In this Monday’s Link Roundup you’ll find a fascinating article on memory – The Mysteriously Memorable 20s. It seems that we more easily recall events from our early adulthood than any other period in our lives. And for some charming and poignant images, be sure to check out Intimate Portraits of Old Folks Dancing.
- A calligrapher explains his art. “One of the big differences between a type designer and a calligrapher is that nobody much wants to watch a type designer at work. Creating and refining a font is painstaking work that requires a fastidious nature, to say the least. Calligraphy is an action sport by comparison – measured in seconds rather than months – and watching a calligrapher at work is oddly thrilling.” [Thanks to Paula Stahel of Breath & Shadows Productions for alerting me to this item.]
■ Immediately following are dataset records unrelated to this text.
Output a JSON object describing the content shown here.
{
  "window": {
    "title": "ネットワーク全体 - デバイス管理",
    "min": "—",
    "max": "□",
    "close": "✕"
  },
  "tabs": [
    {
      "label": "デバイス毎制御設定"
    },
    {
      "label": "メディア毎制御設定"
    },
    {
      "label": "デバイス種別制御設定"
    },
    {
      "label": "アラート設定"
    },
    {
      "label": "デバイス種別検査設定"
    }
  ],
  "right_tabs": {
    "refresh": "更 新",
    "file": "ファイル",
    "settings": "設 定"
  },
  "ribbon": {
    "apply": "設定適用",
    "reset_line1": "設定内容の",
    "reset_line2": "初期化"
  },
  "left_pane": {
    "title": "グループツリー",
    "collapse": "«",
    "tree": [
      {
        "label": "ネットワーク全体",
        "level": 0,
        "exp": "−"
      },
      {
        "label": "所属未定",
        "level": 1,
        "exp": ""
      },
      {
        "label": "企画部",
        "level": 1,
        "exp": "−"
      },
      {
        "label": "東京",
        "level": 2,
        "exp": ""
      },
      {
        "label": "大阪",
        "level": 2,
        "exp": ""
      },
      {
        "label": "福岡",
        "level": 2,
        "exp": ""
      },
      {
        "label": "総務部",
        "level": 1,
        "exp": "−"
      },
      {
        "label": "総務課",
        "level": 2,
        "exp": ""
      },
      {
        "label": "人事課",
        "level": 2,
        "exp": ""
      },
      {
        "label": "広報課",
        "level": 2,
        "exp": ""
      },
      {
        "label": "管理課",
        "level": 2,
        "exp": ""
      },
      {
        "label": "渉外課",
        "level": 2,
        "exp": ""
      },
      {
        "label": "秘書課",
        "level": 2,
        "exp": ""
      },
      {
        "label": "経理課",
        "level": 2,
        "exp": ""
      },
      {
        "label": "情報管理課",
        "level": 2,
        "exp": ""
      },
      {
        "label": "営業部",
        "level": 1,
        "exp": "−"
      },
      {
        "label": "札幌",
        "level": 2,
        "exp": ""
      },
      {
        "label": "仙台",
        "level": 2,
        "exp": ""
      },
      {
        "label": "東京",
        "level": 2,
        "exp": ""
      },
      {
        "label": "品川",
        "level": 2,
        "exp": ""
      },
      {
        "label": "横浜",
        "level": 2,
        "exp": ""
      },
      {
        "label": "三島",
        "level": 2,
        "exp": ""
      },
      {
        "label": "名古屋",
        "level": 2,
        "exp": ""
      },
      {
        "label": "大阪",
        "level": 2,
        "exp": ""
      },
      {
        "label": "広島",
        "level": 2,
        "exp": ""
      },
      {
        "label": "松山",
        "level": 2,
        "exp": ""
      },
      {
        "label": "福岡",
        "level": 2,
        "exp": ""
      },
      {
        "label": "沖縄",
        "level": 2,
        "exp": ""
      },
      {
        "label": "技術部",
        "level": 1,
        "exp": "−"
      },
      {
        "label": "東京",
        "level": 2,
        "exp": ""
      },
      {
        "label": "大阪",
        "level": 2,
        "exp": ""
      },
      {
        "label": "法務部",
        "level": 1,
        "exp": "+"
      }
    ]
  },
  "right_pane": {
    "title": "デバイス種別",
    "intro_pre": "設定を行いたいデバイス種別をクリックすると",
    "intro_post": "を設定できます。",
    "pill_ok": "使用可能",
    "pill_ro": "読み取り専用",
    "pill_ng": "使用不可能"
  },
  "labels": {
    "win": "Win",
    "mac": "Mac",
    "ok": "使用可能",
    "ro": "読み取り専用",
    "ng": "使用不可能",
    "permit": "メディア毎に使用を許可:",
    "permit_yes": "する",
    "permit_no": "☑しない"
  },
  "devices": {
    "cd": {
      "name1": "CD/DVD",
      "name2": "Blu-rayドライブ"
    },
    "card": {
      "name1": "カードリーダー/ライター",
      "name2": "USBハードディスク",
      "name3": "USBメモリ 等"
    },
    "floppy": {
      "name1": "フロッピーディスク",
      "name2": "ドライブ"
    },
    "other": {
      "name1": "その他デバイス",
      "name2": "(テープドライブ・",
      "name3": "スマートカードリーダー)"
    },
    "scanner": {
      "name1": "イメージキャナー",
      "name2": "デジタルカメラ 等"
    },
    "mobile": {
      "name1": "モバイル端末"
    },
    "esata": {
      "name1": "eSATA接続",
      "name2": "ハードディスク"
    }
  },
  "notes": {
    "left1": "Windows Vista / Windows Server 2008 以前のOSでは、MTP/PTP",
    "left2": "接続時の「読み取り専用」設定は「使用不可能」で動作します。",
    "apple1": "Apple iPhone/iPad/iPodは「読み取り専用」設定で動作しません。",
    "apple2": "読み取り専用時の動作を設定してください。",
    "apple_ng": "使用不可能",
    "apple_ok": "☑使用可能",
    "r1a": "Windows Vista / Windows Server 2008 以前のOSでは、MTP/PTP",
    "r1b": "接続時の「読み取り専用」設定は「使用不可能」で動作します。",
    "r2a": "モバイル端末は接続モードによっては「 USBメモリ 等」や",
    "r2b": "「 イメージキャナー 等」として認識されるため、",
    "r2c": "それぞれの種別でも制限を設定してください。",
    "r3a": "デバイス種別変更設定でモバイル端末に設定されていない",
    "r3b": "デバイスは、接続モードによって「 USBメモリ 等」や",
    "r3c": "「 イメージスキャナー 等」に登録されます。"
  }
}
- Avoid Pricing and Discounting Mistakes. “As a business owner, what do you do when sales are sluggish and you want to offer a discount, but you don’t want to imply that your products and services are worth less by lowering the price?”
- Why’s everyone so down on the memoir? “Critics take grim satisfaction in tearing the genre to pieces. How quickly they forget Nabokov and Karr and Wolff.”
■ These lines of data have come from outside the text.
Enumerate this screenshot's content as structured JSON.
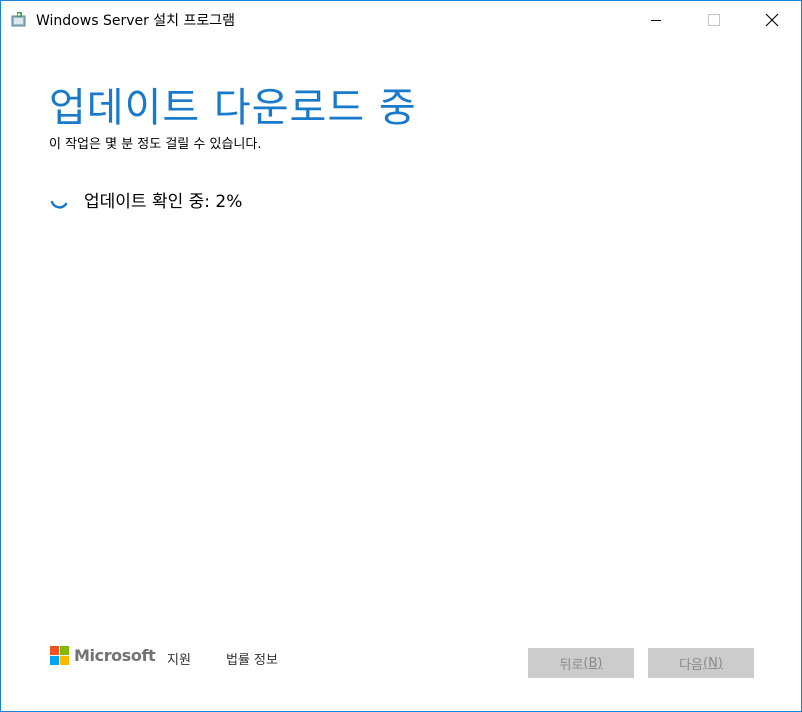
{
  "window": {
    "title": "Windows Server 설치 프로그램",
    "accent_color": "#1979ca",
    "border_color": "#1883d7"
  },
  "titlebar": {
    "app_icon": "setup-app-icon",
    "minimize_icon": "minimize-icon",
    "maximize_icon": "maximize-icon",
    "close_icon": "close-icon"
  },
  "main": {
    "heading": "업데이트 다운로드 중",
    "subtitle": "이 작업은 몇 분 정도 걸릴 수 있습니다.",
    "status_text": "업데이트 확인 중: 2%",
    "progress_percent": 2,
    "spinner_icon": "loading-spinner-icon"
  },
  "footer": {
    "brand": "Microsoft",
    "logo_colors": [
      "#f25022",
      "#7fba00",
      "#00a4ef",
      "#ffb900"
    ],
    "links": [
      "지원",
      "법률 정보"
    ],
    "back_button": {
      "label": "뒤로",
      "accesskey": "(B)"
    },
    "next_button": {
      "label": "다음",
      "accesskey": "(N)"
    }
  }
}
- Dear America, Join Me in Writing a Letter From the Heart. “I had a most humbling conversation yesterday with a vivacious, 17-year-old young lady named Victoria. In discussions of homework, careers and her future opportunities, we somehow managed to cross into an abyss of sorts and completely unknown to her: letters. It seems that over the past 17 years of her relatively young life, she has never sent or received a handwritten letter. Have we advanced that far or, better yet, declined that far to the point that the handwritten word is no longer relevant?”
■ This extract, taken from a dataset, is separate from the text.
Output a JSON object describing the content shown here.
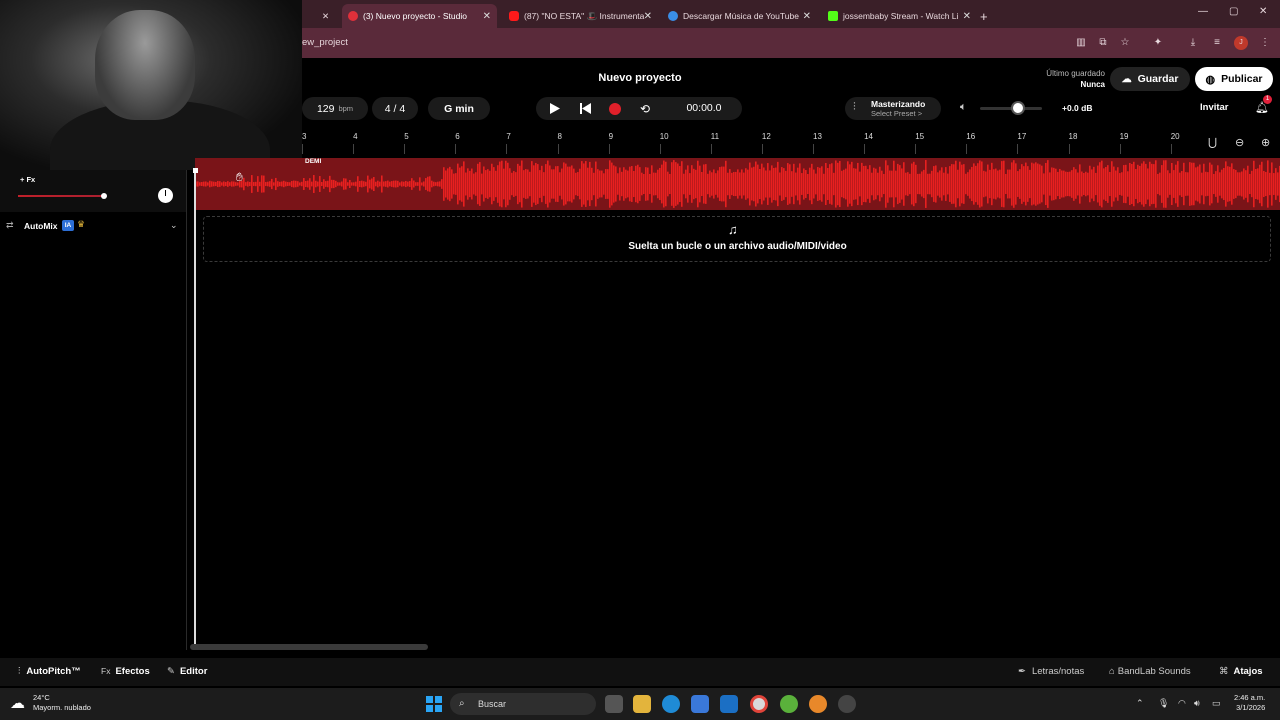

- Intimate Portraits of Old Folks Dancing.”The famed Martha Graham once described dance as “a graph of the heart.” In her ongoing series Viv(r)e la Vie!, which we spotted thanks to Feature Shoot, Spanish photographer Ana Galan captures old couples dancing in different countries across the globe.”
- The Mysteriously Memorable 20s. “What is it about twentysomethings in general? Why are we so fixated on the no-man’s-land between childhood and stable adulthood? A little-known but robust line of research shows that there really is something deeply, weirdly meaningful about this period. It plays an outsize role in how we structure our expectations, stories, and memories. The basic finding is this: We remember more events from late adolescence and early adulthood than from any other stage of our lives. This phenomenon is called the reminiscence bump.”